Below are the steps to reproduce the quality metrics reported in our paper. Firstly, you will need to install slightly more packages for the image quality metrics:

```shell
pip install clean-fid torchmetrics image-reward clip datasets
```

Then generate images using both the original BF16 model and our INT4 model on the [MJHQ](https://huggingface.co/datasets/playgroundai/MJHQ-30K) and [DCI](https://github.com/facebookresearch/DCI) datasets:

```shell
python evaluate.py -p int4
python evaluate.py -p bf16
```

* The commands above will generate images from FLUX.1-schnell on both datasets. Use `-m dev` to switch to FLUX.1-dev, or specify a single dataset with `-d MJHQ` or `-d DCI`.
* By default, generated images are saved to `results/$MODEL/$PRECISION`. Customize the output path using the `-o` option if desired.
* You can also adjust the number of inference steps and the guidance scale using `-t` and `-g`, respectively.
  - For FLUX.1-schnell, the defaults are 4 steps and a guidance scale of 0.
  - For FLUX.1-dev, the defaults are 50 steps and a guidance scale of 3.5.
* To accelerate the generation process, you can distribute the workload across multiple GPUs. For instance, if you have $N$ GPUs, on GPU $i (0 \le i < N)$ , you can add the options `--chunk-start $i --chunk-step $N`. This setup ensures each GPU handles a distinct portion of the workload, enhancing overall efficiency.

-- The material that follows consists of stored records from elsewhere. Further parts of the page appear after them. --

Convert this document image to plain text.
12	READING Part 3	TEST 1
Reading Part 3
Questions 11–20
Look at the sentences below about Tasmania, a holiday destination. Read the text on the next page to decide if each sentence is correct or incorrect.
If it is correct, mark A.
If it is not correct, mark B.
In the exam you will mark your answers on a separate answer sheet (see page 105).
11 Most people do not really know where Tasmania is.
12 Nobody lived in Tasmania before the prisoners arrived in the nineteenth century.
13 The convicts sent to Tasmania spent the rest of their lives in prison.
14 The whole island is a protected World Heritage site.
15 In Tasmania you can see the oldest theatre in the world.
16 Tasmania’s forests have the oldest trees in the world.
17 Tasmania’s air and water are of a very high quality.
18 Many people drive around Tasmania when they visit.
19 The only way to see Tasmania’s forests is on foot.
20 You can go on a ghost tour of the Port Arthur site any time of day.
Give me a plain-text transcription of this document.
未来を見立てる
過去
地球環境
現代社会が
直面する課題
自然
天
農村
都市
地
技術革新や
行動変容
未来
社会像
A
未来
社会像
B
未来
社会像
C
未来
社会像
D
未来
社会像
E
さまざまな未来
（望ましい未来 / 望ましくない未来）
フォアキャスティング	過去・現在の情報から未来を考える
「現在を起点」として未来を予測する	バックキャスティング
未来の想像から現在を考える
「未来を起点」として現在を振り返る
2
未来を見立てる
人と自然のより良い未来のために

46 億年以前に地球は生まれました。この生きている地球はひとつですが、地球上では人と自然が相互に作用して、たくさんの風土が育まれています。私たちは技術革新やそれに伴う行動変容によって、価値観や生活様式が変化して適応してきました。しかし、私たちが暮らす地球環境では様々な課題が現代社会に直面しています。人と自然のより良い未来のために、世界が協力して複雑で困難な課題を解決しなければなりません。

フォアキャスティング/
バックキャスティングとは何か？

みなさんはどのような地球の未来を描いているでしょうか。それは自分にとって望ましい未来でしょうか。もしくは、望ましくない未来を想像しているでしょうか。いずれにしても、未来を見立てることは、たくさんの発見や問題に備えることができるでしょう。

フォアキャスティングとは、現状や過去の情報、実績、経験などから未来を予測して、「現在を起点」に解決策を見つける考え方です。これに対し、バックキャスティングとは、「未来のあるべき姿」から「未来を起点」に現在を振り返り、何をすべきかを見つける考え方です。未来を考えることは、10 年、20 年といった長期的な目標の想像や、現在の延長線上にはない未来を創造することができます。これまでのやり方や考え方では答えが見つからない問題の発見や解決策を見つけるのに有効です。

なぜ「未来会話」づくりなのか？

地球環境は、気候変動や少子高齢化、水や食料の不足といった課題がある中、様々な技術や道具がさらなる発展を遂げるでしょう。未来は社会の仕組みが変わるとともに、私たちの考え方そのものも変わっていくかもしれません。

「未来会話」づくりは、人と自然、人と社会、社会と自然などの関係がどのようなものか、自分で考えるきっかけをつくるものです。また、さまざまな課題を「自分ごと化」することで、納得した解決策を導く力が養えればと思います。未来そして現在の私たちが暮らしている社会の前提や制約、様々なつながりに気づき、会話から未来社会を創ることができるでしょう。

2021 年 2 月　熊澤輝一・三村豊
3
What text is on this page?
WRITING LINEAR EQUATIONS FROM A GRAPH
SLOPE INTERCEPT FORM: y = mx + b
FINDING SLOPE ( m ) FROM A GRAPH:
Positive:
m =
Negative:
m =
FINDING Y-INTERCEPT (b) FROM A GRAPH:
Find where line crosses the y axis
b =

Finally you can compute the metrics for the images with

```shell
python get_metrics.py results/schnell/int4 results/schnell/bf16
```

Remember to replace the example paths with the actual paths to your image folders.

**Notes:**

- The script will calculate quality metrics (CLIP IQA, CLIP Score, Image Reward, FID) only for the first folder specified. Ensure the INT4 results folder is listed first.
- **Similarity Metrics**: If a second folder path is not provided, similarity metrics (LPIPS, PSNR, SSIM) will be skipped.
- **Output File**: Metric results are saved in `metrics.json` by default. Use `-o` to specify a custom output file if needed.